Come si vede, dunque, la dimensione
istituzionale della Chiesa, che deriva proprio dalla sua natura carismatica e
ministeriale, non può essere separata dalla dimensione spirituale: è solo dallo
Spirito che nascono i carismi e i ministeri, e non da poteri umani o da cariche
e privilegi; ed è dal battesimo che proviene l’uguale dignità di tutti i
credenti, pur nelle loro differenti funzioni.
-
la
scelta di Gesù dei 12 apostoli (= inviati) tra il gruppo numeroso di discepoli
(= alunni) pone inizio al collegio apostolico di cui i Vescovi sono i
successori istituiti sacramentalmente con l’ordinazione episcopale (da
esercitarsi solo se in comunione con il Papa e con il collegio episcopale).
3.1. I
vescovi e la Chiesa universale: il Collegio episcopale e il Papa (LG 21-24)
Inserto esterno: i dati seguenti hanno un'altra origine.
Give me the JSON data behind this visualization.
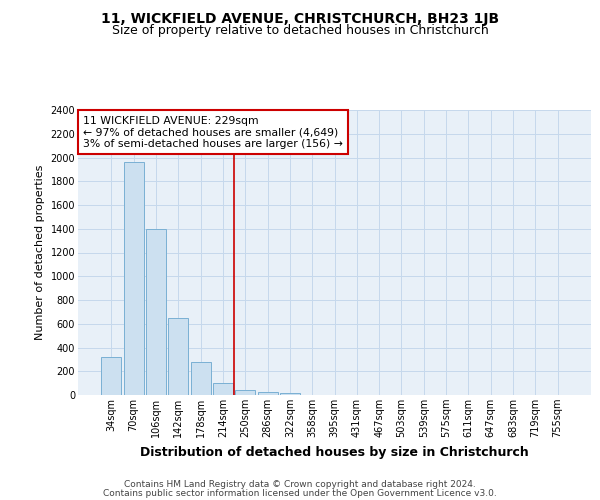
{
  "title1": "11, WICKFIELD AVENUE, CHRISTCHURCH, BH23 1JB",
  "title2": "Size of property relative to detached houses in Christchurch",
  "xlabel": "Distribution of detached houses by size in Christchurch",
  "ylabel": "Number of detached properties",
  "footer1": "Contains HM Land Registry data © Crown copyright and database right 2024.",
  "footer2": "Contains public sector information licensed under the Open Government Licence v3.0.",
  "annotation_line1": "11 WICKFIELD AVENUE: 229sqm",
  "annotation_line2": "← 97% of detached houses are smaller (4,649)",
  "annotation_line3": "3% of semi-detached houses are larger (156) →",
  "bar_labels": [
    "34sqm",
    "70sqm",
    "106sqm",
    "142sqm",
    "178sqm",
    "214sqm",
    "250sqm",
    "286sqm",
    "322sqm",
    "358sqm",
    "395sqm",
    "431sqm",
    "467sqm",
    "503sqm",
    "539sqm",
    "575sqm",
    "611sqm",
    "647sqm",
    "683sqm",
    "719sqm",
    "755sqm"
  ],
  "bar_values": [
    320,
    1960,
    1400,
    650,
    280,
    100,
    40,
    25,
    15,
    0,
    0,
    0,
    0,
    0,
    0,
    0,
    0,
    0,
    0,
    0,
    0
  ],
  "bar_color": "#cce0f0",
  "bar_edge_color": "#7ab0d4",
  "bg_color": "#e8f0f8",
  "grid_color": "#c5d8ec",
  "vline_x": 5.5,
  "vline_color": "#cc0000",
  "ylim": [
    0,
    2400
  ],
  "yticks": [
    0,
    200,
    400,
    600,
    800,
    1000,
    1200,
    1400,
    1600,
    1800,
    2000,
    2200,
    2400
  ],
  "title1_fontsize": 10,
  "title2_fontsize": 9,
  "ylabel_fontsize": 8,
  "xlabel_fontsize": 9,
  "tick_fontsize": 7,
  "footer_fontsize": 6.5
}
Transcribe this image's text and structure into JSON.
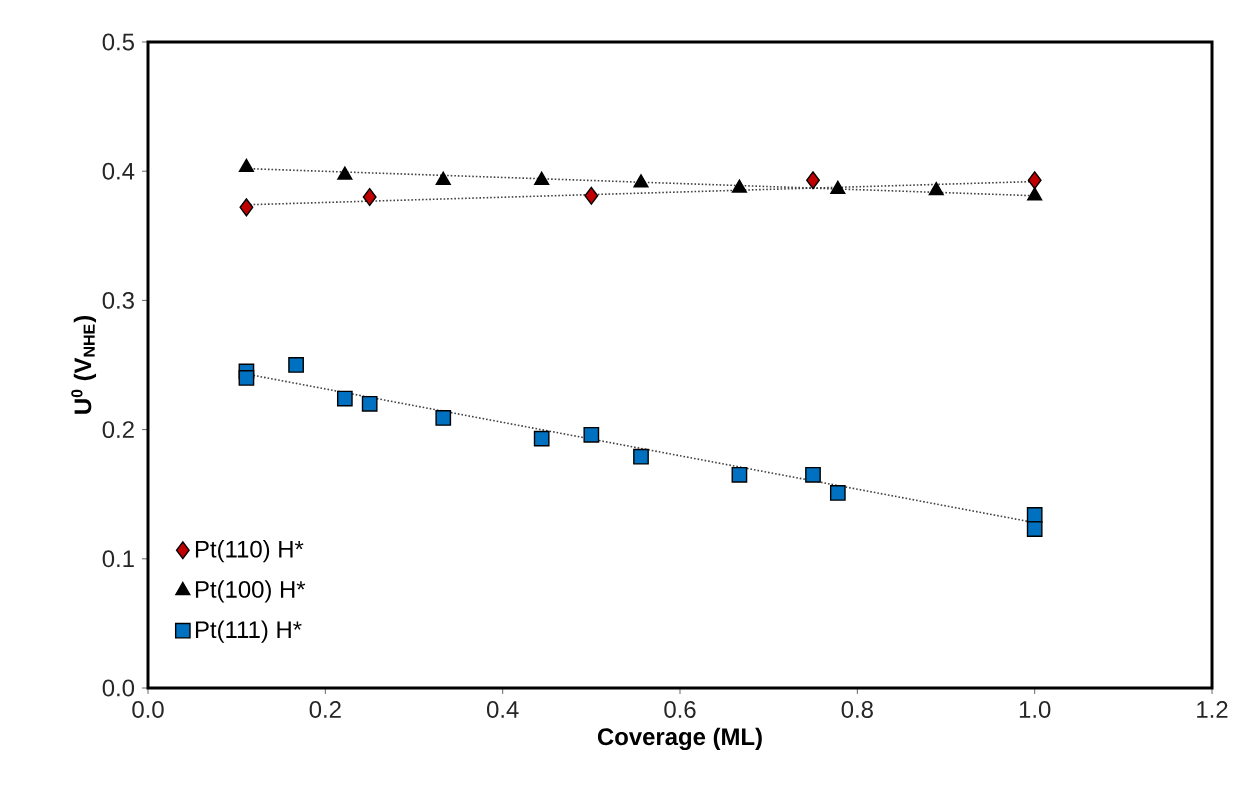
{
  "chart_data": {
    "type": "scatter",
    "xlabel": "Coverage (ML)",
    "ylabel": "U$^{0}$ (V$_{NHE}$)",
    "xlim": [
      0,
      1.2
    ],
    "ylim": [
      0,
      0.5
    ],
    "xticks": [
      {
        "value": 0,
        "label": "0.0"
      },
      {
        "value": 0.2,
        "label": "0.2"
      },
      {
        "value": 0.4,
        "label": "0.4"
      },
      {
        "value": 0.6,
        "label": "0.6"
      },
      {
        "value": 0.8,
        "label": "0.8"
      },
      {
        "value": 1.0,
        "label": "1.0"
      },
      {
        "value": 1.2,
        "label": "1.2"
      }
    ],
    "yticks": [
      {
        "value": 0,
        "label": "0.0"
      },
      {
        "value": 0.1,
        "label": "0.1"
      },
      {
        "value": 0.2,
        "label": "0.2"
      },
      {
        "value": 0.3,
        "label": "0.3"
      },
      {
        "value": 0.4,
        "label": "0.4"
      },
      {
        "value": 0.5,
        "label": "0.5"
      }
    ],
    "grid": false,
    "legend": "bottom left",
    "series": [
      {
        "name": "Pt(110) H*",
        "color": "#c00000",
        "marker": "diamond",
        "x": [
          0.111,
          0.25,
          0.5,
          0.75,
          1.0
        ],
        "values": [
          0.372,
          0.38,
          0.381,
          0.393,
          0.393
        ]
      },
      {
        "name": "Pt(100) H*",
        "color": "#000000",
        "marker": "triangle",
        "x": [
          0.111,
          0.222,
          0.333,
          0.444,
          0.556,
          0.667,
          0.778,
          0.889,
          1.0
        ],
        "values": [
          0.403,
          0.397,
          0.393,
          0.393,
          0.391,
          0.387,
          0.386,
          0.385,
          0.381
        ]
      },
      {
        "name": "Pt(111) H*",
        "color": "#0070c0",
        "marker": "square",
        "x": [
          0.111,
          0.111,
          0.167,
          0.222,
          0.25,
          0.333,
          0.444,
          0.5,
          0.556,
          0.667,
          0.75,
          0.778,
          1.0,
          1.0
        ],
        "values": [
          0.245,
          0.24,
          0.25,
          0.224,
          0.22,
          0.209,
          0.193,
          0.196,
          0.179,
          0.165,
          0.165,
          0.151,
          0.134,
          0.123
        ]
      },
      {
        "type": "line",
        "color": "#404040",
        "marker": "none",
        "line_style": "dotted",
        "x": [
          0.111,
          1.0
        ],
        "values": [
          0.374,
          0.392
        ]
      },
      {
        "type": "line",
        "color": "#404040",
        "marker": "none",
        "line_style": "dotted",
        "x": [
          0.111,
          1.0
        ],
        "values": [
          0.402,
          0.381
        ]
      },
      {
        "type": "line",
        "color": "#404040",
        "marker": "none",
        "line_style": "dotted",
        "x": [
          0.111,
          1.0
        ],
        "values": [
          0.243,
          0.128
        ]
      }
    ]
  }
}
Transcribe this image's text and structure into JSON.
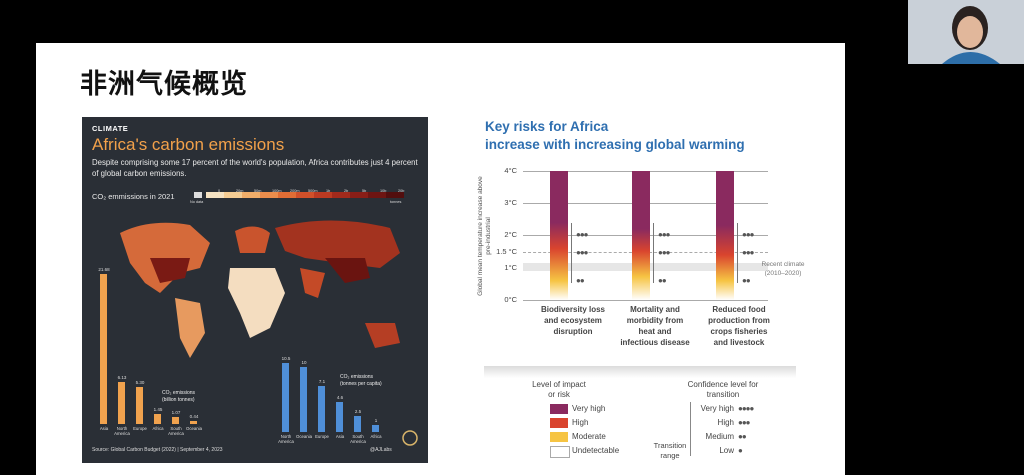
{
  "slide": {
    "title": "非洲气候概览"
  },
  "infographic": {
    "tag": "CLIMATE",
    "title": "Africa's carbon emissions",
    "description": "Despite comprising some 17 percent of the world's population, Africa contributes just 4 percent of global carbon emissions.",
    "subtitle": "CO₂ emmissions in 2021",
    "legend_labels": [
      "No data",
      "0",
      "20m",
      "50m",
      "100m",
      "200m",
      "500m",
      "1b",
      "2b",
      "5b",
      "10b",
      "20b",
      "tonnes"
    ],
    "legend_colors": [
      "#f6e3c3",
      "#f5cd94",
      "#f1ae6a",
      "#eb8d4c",
      "#e06d35",
      "#d0502a",
      "#bb3a22",
      "#a12a1c",
      "#881e17",
      "#6d1512",
      "#520e0e"
    ],
    "total_label": "CO₂ emissions\n(billion tonnes)",
    "per_capita_label": "CO₂ emissions\n(tonnes per capita)",
    "footer": "Source: Global Carbon Budget (2022) | September 4, 2023",
    "handle": "@AJLabs",
    "total": {
      "categories": [
        "Asia",
        "North America",
        "Europe",
        "Africa",
        "South America",
        "Oceania"
      ],
      "values": [
        "21.68",
        "6.13",
        "5.30",
        "1.45",
        "1.07",
        "0.44"
      ]
    },
    "per_capita": {
      "categories": [
        "North America",
        "Oceania",
        "Europe",
        "Asia",
        "South America",
        "Africa"
      ],
      "values": [
        "10.5",
        "10",
        "7.1",
        "4.6",
        "2.5",
        "1"
      ]
    }
  },
  "risk": {
    "title_line1": "Key risks for Africa",
    "title_line2": "increase with increasing global warming",
    "ylabel": "Global mean temperature increase above pre-industrial",
    "ticks": [
      "4°C",
      "3°C",
      "2°C",
      "1.5 °C",
      "1°C",
      "0°C"
    ],
    "recent_climate": "Recent climate (2010–2020)",
    "columns": [
      {
        "label": "Biodiversity loss and ecosystem disruption"
      },
      {
        "label": "Mortality and morbidity from heat and infectious disease"
      },
      {
        "label": "Reduced food production from crops fisheries and livestock"
      }
    ],
    "legend_impact_title": "Level of impact or risk",
    "impact_levels": [
      "Very high",
      "High",
      "Moderate",
      "Undetectable"
    ],
    "impact_colors": [
      "#8a2a5f",
      "#d9442e",
      "#f6c443",
      "#ffffff"
    ],
    "confidence_title": "Confidence level for transition",
    "confidence_levels": [
      "Very high",
      "High",
      "Medium",
      "Low"
    ],
    "transition_range": "Transition range"
  }
}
Tutti i vescovi del mondo in comunione tra
loro e con il vescovo di Roma formano il Collegio episcopale. Il vescovo
di Roma, cioè il Papa, è anche il Capo visibile della Chiesa in quanto successore di Pietro, colui che tra gli
Apostoli ricevette un compito ed un’autorità particolare da Gesù (Mt 16,18; Lc
22,32; Gv 22,15 ss.), e che proprio a Roma, sul colle Vaticano, fu martirizzato
dopo esserne diventato il primo Vescovo.
Sia il Papa, sia il Collegio episcopale in
comunione col Papa guidano con l’autorità di Cristo la Chiesa universale, della
quale essi sono i massimi “servi”.
Come il Papa, anche il Collegio episcopale
gode dell’infallibilità nell’insegnare, quando definisce solennemente,
in comunione con il Sommo Pontefice, delle verità dottrinali o morali. Questa
potestà su tutta la Chiesa si manifesta in maniera particolare nei Concili
ecumenici, che hanno costellato la storia della Chiesa. Ad essi partecipano
tutti i vescovi del mondo per determinare i principi dottrinali e pastorali
della vita della Chiesa.
Un’altra espressione della comunione dei
vescovi e della loro opera per la Chiesa universale è il Sinodo dei vescovi,
riunito periodicamente dal Papa per trattare temi che riguardano il bene di
tutta la Chiesa o di Chiese particolari[5]. Al Sinodo partecipano,
diversamente dal Concilio ecumenico, solo i Vescovi scelti dalle varie parti
del mondo.
I vescovi di una stessa nazione o di una
stesso territorio formano, poi, le Conferenze episcopali, assemblee
deputate a promuovere le attività pastorali della Chiesa in una determinata
regione.
Tra i vescovi, infine, alcuni vengono
eletti Cardinali dal Papa: ad essi è riservato il compito di aiutare più
da vicino il Pontefice nella sua attività; sono essi, inoltre, che hanno il
diritto di eleggere il nuovo Papa. Secondo la Tradizione essi sono i Titolari
delle Parrocchie di Roma.
3.2 Il
vescovo e la Chiesa locale (LG 25-27)
Ciascun vescovo esercita le sue funzioni
nella propria Chiesa particolare.
3.3 Il
ministero del presbitero (LG 28 e decreto Presbyterorum ordinis)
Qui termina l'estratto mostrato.